Facebook is gaining a recruiting advantage by aggressively opening hiring of approximately 10,000 remote workers by capitalizing on the thousands of layoffs in many Silicon Valley start-ups. The new permanent work-from-home policy is turning out to be a powerful recruiting and retention tool for Facebook.
Companies operating in this model allow employees to work primarily from office, but with the flexibility to occasionally work from home, in case of high requirement.

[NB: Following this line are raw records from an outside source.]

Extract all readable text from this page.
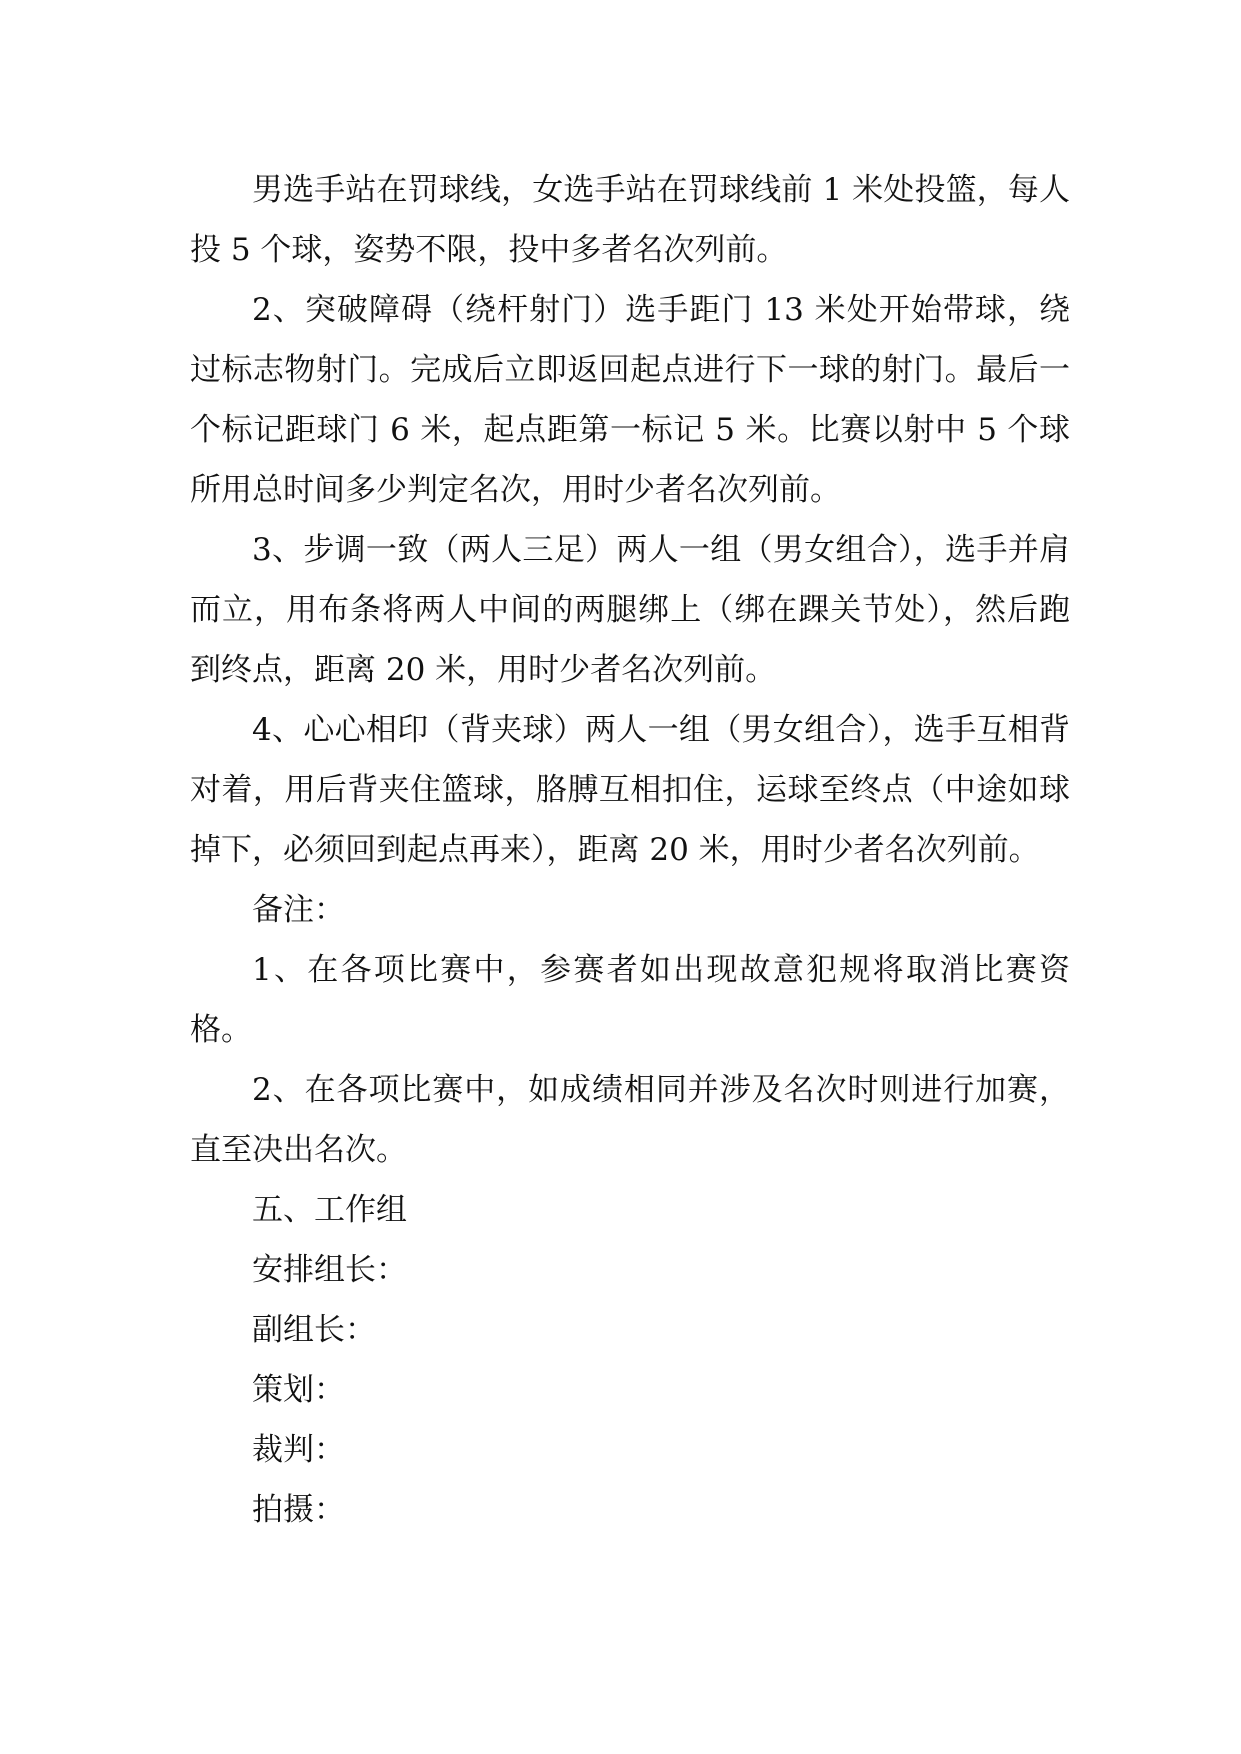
男选手站在罚球线，女选手站在罚球线前 1 米处投篮，每人投 5 个球，姿势不限，投中多者名次列前。

2、突破障碍（绕杆射门）选手距门 13 米处开始带球，绕过标志物射门。完成后立即返回起点进行下一球的射门。最后一个标记距球门 6 米，起点距第一标记 5 米。比赛以射中 5 个球所用总时间多少判定名次，用时少者名次列前。

3、步调一致（两人三足）两人一组（男女组合），选手并肩而立，用布条将两人中间的两腿绑上（绑在踝关节处），然后跑到终点，距离 20 米，用时少者名次列前。

4、心心相印（背夹球）两人一组（男女组合），选手互相背对着，用后背夹住篮球，胳膊互相扣住，运球至终点（中途如球掉下，必须回到起点再来），距离 20 米，用时少者名次列前。

备注：

1、在各项比赛中，参赛者如出现故意犯规将取消比赛资格。

2、在各项比赛中，如成绩相同并涉及名次时则进行加赛，直至决出名次。

五、工作组

安排组长：

副组长：

策划：

裁判：

拍摄：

Google has adopted this model where it has enforced remote work for the majority of the workforce till at least 2021, and the reopening of the offices is slated for this July. Restrictions have been imposed on expense perks and reimbursement policies. Extensive investments have been made to create enabling workspaces at home for employees by offering allowances of up to USD 1,000 per head and infrastructural support. The offices, when opened in July, will have 10-15% of the employees deemed critical to the business, to work on site.

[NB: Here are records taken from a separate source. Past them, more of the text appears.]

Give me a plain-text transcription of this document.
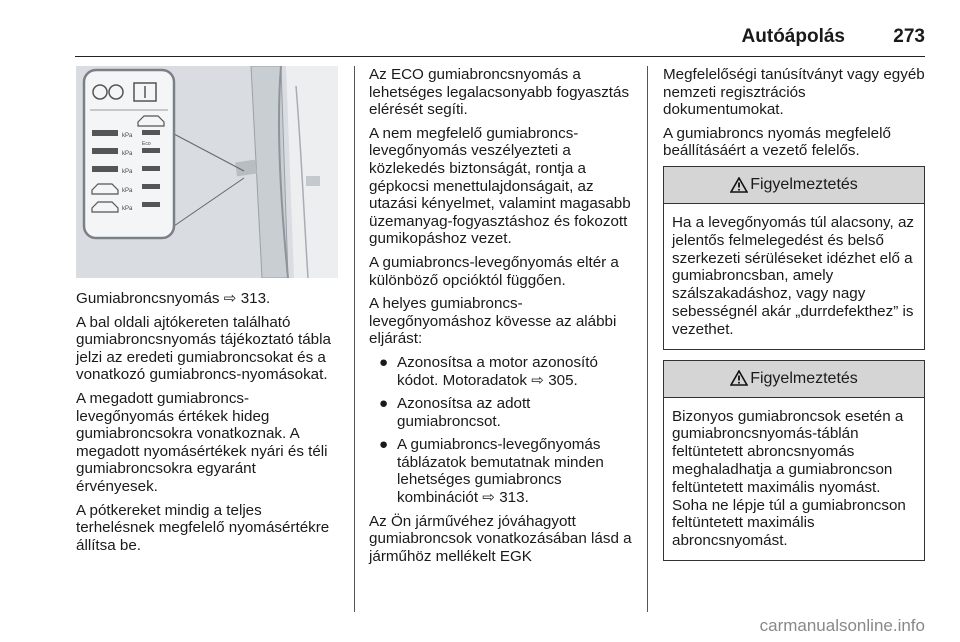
Autóápolás	273
kPa
kPa
Eco
kPa
kPa
kPa

Gumiabroncsnyomás ⇨ 313.

A bal oldali ajtókereten található gumiabroncsnyomás tájékoztató tábla jelzi az eredeti gumiabroncsokat és a vonatkozó gumiabroncs-nyomásokat.

A megadott gumiabroncs-levegőnyomás értékek hideg gumiabroncsokra vonatkoznak. A megadott nyomásértékek nyári és téli gumiabroncsokra egyaránt érvényesek.

A pótkereket mindig a teljes terhelésnek megfelelő nyomásértékre állítsa be.

Az ECO gumiabroncsnyomás a lehetséges legalacsonyabb fogyasztás elérését segíti.

A nem megfelelő gumiabroncs-levegőnyomás veszélyezteti a közlekedés biztonságát, rontja a gépkocsi menettulajdonságait, az utazási kényelmet, valamint magasabb üzemanyag-fogyasztáshoz és fokozott gumikopáshoz vezet.

A gumiabroncs-levegőnyomás eltér a különböző opcióktól függően.

A helyes gumiabroncs-levegőnyomáshoz kövesse az alábbi eljárást:

● Azonosítsa a motor azonosító kódot. Motoradatok ⇨ 305.
● Azonosítsa az adott gumiabroncsot.
● A gumiabroncs-levegőnyomás táblázatok bemutatnak minden lehetséges gumiabroncs kombinációt ⇨ 313.

Az Ön járművéhez jóváhagyott gumiabroncsok vonatkozásában lásd a járműhöz mellékelt EGK

Megfelelőségi tanúsítványt vagy egyéb nemzeti regisztrációs dokumentumokat.

A gumiabroncs nyomás megfelelő beállításáért a vezető felelős.

Figyelmeztetés
Ha a levegőnyomás túl alacsony, az jelentős felmelegedést és belső szerkezeti sérüléseket idézhet elő a gumiabroncsban, amely szálszakadáshoz, vagy nagy sebességnél akár „durrdefekthez” is vezethet.
Figyelmeztetés
Bizonyos gumiabroncsok esetén a gumiabroncsnyomás-táblán feltüntetett abroncsnyomás meghaladhatja a gumiabroncson feltüntetett maximális nyomást. Soha ne lépje túl a gumiabroncson feltüntetett maximális abroncsnyomást.
carmanualsonline.info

All three of these models have their own merits and demerits, and varying degrees of optimality. The onus, therefore, lies with the organization to consider internal factors such as composition of the workforce, the nature of the job roles, data security, etc., and external factors like the COVID-19 crisis, economic slowdowns, government regulations, etc, and zero in on the model that works best for them. Here’s an illustration that lists the various organizations that have adopted the above-mentioned working models.

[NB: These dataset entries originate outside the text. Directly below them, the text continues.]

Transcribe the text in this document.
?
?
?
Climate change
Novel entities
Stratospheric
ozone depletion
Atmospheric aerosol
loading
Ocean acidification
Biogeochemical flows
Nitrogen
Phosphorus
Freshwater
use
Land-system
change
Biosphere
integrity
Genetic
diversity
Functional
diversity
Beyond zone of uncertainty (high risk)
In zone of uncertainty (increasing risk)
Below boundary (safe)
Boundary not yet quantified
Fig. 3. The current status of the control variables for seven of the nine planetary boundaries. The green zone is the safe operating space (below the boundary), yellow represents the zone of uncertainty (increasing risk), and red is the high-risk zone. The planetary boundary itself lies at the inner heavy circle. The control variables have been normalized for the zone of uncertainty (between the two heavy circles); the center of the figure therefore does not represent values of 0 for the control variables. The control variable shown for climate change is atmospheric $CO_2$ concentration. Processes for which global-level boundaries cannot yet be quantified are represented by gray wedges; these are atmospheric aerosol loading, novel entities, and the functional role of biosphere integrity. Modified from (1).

The cost savings achieved by adopting the work from model amounts to 50-70%.
However, there are hidden costs that are incurred in a work from home model. They include allowances cost, onsite meetings cost, infrastructure (remote) cost, data privacy-related costs, intangible costs such as absenteeism due to lack of motivation in a remote working setup, employee healthcare costs, and the costs involved in adoption of digital platforms.
IBM experimented with the work from home concept with five of its employees in as early as 1979. By 1983, roughly 2,000 IBM employees worked remotely. Since 1991, AT&T has freed up some USD 550 Million in cash flow, which is a 30% improvement from its earlier cash flow, by eliminating office spaces. Now, COVID-19 has challenged the rules of ‘collocating for efficiency,’ proving the sustainability of this model that a few organizations had championed long before the pandemic hit.
While the survival of many a business is continuously challenged by unprecedented disruptions, the organizations that are nimble enough to adapt to evolving working models, talent trends, and sustenance strategies, are the ones to successfully emerge on the other side of this global phenomenon.